Cultura e Spettacoli

Ecco Steve Bravi sorpresa «swing»

da Milano

Certe volte basta la voce. Poi uno può scegliersi il repertorio che vuole, anche lasciarsi andare anche allo swing di maniera come in questo caso, ma le qualità alla fine saltano fuori. E così capita a Steve Bravi, un tenore milanese di lunga esperienza che finalmente ha trovato il microfono giusto e ha appena pubblicato il ciddì Standards (edizioni Map Musicisti Associati Produzioni) per bussare alla porta del successo.

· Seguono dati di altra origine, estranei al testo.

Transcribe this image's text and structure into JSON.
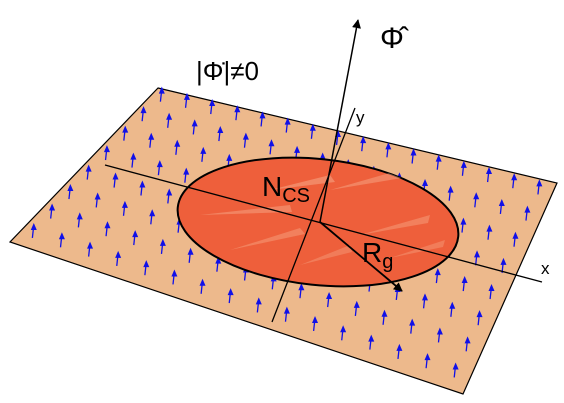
{
  "labels": {
    "field_norm": "|Φ̇|≠0",
    "phi_hat": "Φ̂",
    "y_axis": "y",
    "x_axis": "x",
    "ncs_main": "N",
    "ncs_sub": "CS",
    "rg_main": "R",
    "rg_sub": "g"
  },
  "colors": {
    "plane_fill": "#EDB98C",
    "plane_edge": "#000000",
    "disk_fill": "#EE5F3B",
    "disk_highlight": "#F6A888",
    "disk_edge": "#000000",
    "field_arrow": "#1010E8",
    "axis": "#000000"
  }
}
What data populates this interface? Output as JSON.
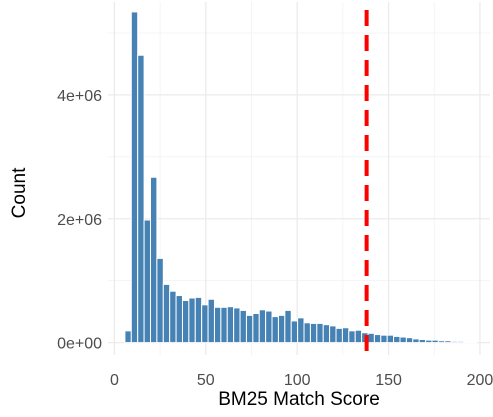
{
  "chart_data": {
    "type": "bar",
    "title": "",
    "xlabel": "BM25 Match Score",
    "ylabel": "Count",
    "xlim": [
      -3.5,
      205.5
    ],
    "ylim": [
      -200000,
      5500000
    ],
    "x_ticks": [
      0,
      50,
      100,
      150,
      200
    ],
    "x_tick_labels": [
      "0",
      "50",
      "100",
      "150",
      "200"
    ],
    "y_ticks": [
      0,
      2000000,
      4000000
    ],
    "y_tick_labels": [
      "0e+00",
      "2e+06",
      "4e+06"
    ],
    "grid": true,
    "bin_width": 3.5,
    "bar_color": "#4682B4",
    "x": [
      7.5,
      11.0,
      14.5,
      18.0,
      21.5,
      25.0,
      28.5,
      32.0,
      35.5,
      39.0,
      42.5,
      46.0,
      49.5,
      53.0,
      56.5,
      60.0,
      63.5,
      67.0,
      70.5,
      74.0,
      77.5,
      81.0,
      84.5,
      88.0,
      91.5,
      95.0,
      98.5,
      102.0,
      105.5,
      109.0,
      112.5,
      116.0,
      119.5,
      123.0,
      126.5,
      130.0,
      133.5,
      137.0,
      140.5,
      144.0,
      147.5,
      151.0,
      154.5,
      158.0,
      161.5,
      165.0,
      168.5,
      172.0,
      175.5,
      179.0,
      182.5,
      186.0,
      189.5,
      193.0,
      196.5
    ],
    "values": [
      190000,
      5340000,
      4640000,
      1980000,
      2670000,
      1360000,
      940000,
      830000,
      760000,
      680000,
      720000,
      730000,
      610000,
      700000,
      570000,
      570000,
      580000,
      560000,
      520000,
      440000,
      470000,
      530000,
      510000,
      420000,
      440000,
      520000,
      350000,
      400000,
      320000,
      310000,
      310000,
      290000,
      270000,
      230000,
      240000,
      190000,
      200000,
      160000,
      150000,
      130000,
      120000,
      120000,
      100000,
      90000,
      80000,
      60000,
      50000,
      40000,
      40000,
      30000,
      30000,
      20000,
      20000,
      15000,
      10000
    ],
    "threshold": {
      "x": 138,
      "color": "#FF0000",
      "style": "dashed"
    }
  }
}
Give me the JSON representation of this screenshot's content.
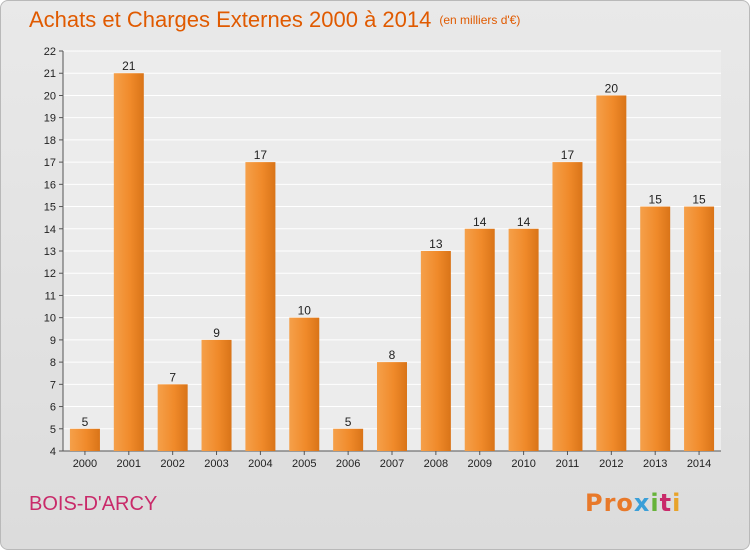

In sette brani - che vanno da Cry me a river fino a Speedy Gonzales passando anche per Hello dolly, That’s life e Summertime, la voce di Steve Bravi si impenna, si irrobustisce, indugia sui toni più celebri dello swing mondiale con un unico scopo subito raggiunto: farsi notare, trasmettere calore come di solito riescono a fare solo i grandi interpreti. «Ho sempre avuto questa passione per il canto, da ragazzo ho anche vinto un concorso internazionale per cantare i grandi successi di Elvis», spiega lui che in realtà si chiama Stefano, quarantenne intimidito e caparbio, arrivato a questa grande sfida dopo anni di gavetta in giro per il mondo. Dopo aver imparato a suonare la batteria jazz, inizia giovanissimo a cantare. Il maestro Arrigo Pola, che a Modena insegnò i primi fondamentali a Luciano Pavarotti, lo ascoltò e quasi gli impose di diventare tenore. Così fece.
Steve Bravi ha poi affinato la sua tecnica con Rodolfo Celletti, con Manuel Pena a Città del Messico («dove ho trascorso quasi un anno», ricorda Bravi) mentre altri maestri, come Walter Baracchi e Adalberto Tonini, lo hanno seguito per aiutarlo ad affinare la conoscenza dello spartito. In breve ha sviluppato un repertorio importante, da Rigoletto alla Traviata, da Don Giovanni a Madame Butterfly, che ha cantato in giro quasi ovunque, da Barcellona a Cuba, da Londra a Los Angeles. Mentre cresceva come tenore, ha continuato ad esplorare il repertorio «leggero», esibendosi anche nei musical Evita e West side story. Insomma, un artista poliedrico che all’irruenza della voce è finalmente riuscito a sposare la padronanza e la tecnica. E così in questo ciddì Standards spiccano i toni confidenziali di Summertime e quelli ombrosi e addolorati di Cry me a river accompagnati da arrangiamenti orchestrali che lo lasciano sempre a suo agio. E forse è proprio in questa sua nonchalance si trova una chiave per il successo.

Steve Bravi ha la voce in regola per diventare una sorta di Tom Jones italiano, capace senza problemi di domare ogni tipo di repertorio.